How the Rest of the World Grows Their Medicinals | Edward J. Fletcher

I’ll share stories and pictures from around the world showing how they utilize what is around them to grow, harvest and dry the medicinal herbs they sell us and also the ones they use.


Growing Opportunities for Conservation - Forest Farming At-Risk Woodland Medicinal Herbs | Tanner Filyaw

This session will provide a basic introduction to establishing small-scale forest farming systems for at-risk woodland medicinal herbs, with a focus on the sustainable production and marketing of goldenseal, black cohosh, ramps, and bloodroot.


A History of Parasitic Plants from Ancient Herbals to Modern Scientific Research | Susan Leopold, PhD

This class will be a historical journey of classic literature/art of medicinal parasitic plants found around the world, such as Pedicularis spp., Cynomorium coccineum, Euphrasia spp., Monotropa spp., Santalum spp., and others. The understanding of these plants coincides with the scientific literation of parasites in the human body. This overlap mutualistic interconnecting exchanges comes into view with the invention of the microscope and cellular understanding that emerges in the mid 1800’s. Our understanding of fungal relationships and interconnected networks of exchanging nutrients is changing how we view the landscapes. This research expands our thinking not just of fungi, but also to those parasitic and hemi-parasitic medicinal plants that also have implications in not just how we understand their role in the ecology but also how they inform conservation when cultivation is not a viable option.

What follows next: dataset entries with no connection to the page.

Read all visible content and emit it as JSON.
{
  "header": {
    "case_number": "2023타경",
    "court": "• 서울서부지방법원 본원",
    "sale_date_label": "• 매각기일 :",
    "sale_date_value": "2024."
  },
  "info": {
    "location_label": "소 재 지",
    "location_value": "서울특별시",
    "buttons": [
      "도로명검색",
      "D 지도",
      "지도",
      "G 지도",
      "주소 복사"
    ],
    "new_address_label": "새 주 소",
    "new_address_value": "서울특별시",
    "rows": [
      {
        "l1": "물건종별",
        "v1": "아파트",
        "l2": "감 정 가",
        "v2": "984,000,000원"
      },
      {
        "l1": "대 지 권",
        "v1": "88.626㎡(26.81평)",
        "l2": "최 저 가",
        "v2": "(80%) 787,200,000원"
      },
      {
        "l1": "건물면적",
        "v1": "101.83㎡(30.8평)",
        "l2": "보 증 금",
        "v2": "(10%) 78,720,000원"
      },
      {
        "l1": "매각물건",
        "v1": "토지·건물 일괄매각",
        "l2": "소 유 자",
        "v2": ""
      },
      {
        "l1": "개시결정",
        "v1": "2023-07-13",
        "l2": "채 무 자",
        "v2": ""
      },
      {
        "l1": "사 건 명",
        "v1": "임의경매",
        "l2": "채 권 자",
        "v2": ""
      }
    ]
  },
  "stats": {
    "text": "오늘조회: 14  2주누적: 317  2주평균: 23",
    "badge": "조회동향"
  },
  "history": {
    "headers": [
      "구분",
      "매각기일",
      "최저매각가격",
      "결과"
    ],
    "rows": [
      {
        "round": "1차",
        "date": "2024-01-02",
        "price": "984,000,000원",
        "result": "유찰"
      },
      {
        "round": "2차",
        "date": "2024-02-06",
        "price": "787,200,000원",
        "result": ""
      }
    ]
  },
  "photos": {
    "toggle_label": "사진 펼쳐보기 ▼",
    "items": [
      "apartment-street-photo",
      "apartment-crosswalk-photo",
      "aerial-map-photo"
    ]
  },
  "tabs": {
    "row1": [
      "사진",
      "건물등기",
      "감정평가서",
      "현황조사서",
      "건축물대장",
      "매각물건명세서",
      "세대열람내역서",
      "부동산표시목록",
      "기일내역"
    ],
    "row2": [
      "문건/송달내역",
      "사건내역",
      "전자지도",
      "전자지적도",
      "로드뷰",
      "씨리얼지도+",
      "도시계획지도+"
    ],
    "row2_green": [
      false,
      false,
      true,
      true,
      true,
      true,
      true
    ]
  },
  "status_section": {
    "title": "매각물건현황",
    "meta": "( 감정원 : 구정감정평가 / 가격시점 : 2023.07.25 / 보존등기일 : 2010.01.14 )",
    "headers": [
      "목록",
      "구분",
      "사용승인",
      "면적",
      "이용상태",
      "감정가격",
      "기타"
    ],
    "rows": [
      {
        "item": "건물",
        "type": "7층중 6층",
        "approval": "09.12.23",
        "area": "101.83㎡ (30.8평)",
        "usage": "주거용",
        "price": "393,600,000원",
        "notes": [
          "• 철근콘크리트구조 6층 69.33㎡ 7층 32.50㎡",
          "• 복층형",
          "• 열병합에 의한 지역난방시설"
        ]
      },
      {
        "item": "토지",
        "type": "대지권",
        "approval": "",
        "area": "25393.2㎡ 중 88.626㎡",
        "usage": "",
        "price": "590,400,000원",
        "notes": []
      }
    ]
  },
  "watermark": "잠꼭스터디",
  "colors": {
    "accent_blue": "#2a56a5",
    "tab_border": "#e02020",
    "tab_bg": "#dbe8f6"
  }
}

Medicinal Mushroom Cultivation: Bridging the Bond | Tradd Cotter

Growing mushrooms is easy. Understanding the purpose and relationships with the fungus, the environment, and the cultivator requires another dimension in observation, empathy, and selflessness. The quality of a medicinal mushroom is a direct result of their upbringing and environment. Learn how to think like a mushroom” and create a special bond with our fungal friends.


Sowing American ginseng seed (Panax quinquefolius) in the forest at United Plant Savers in Rutland, Ohio. September 2020.
Sowing American ginseng seed (Panax quinquefolius) in the forest at United Plant Savers in Rutland, Ohio. September 2020.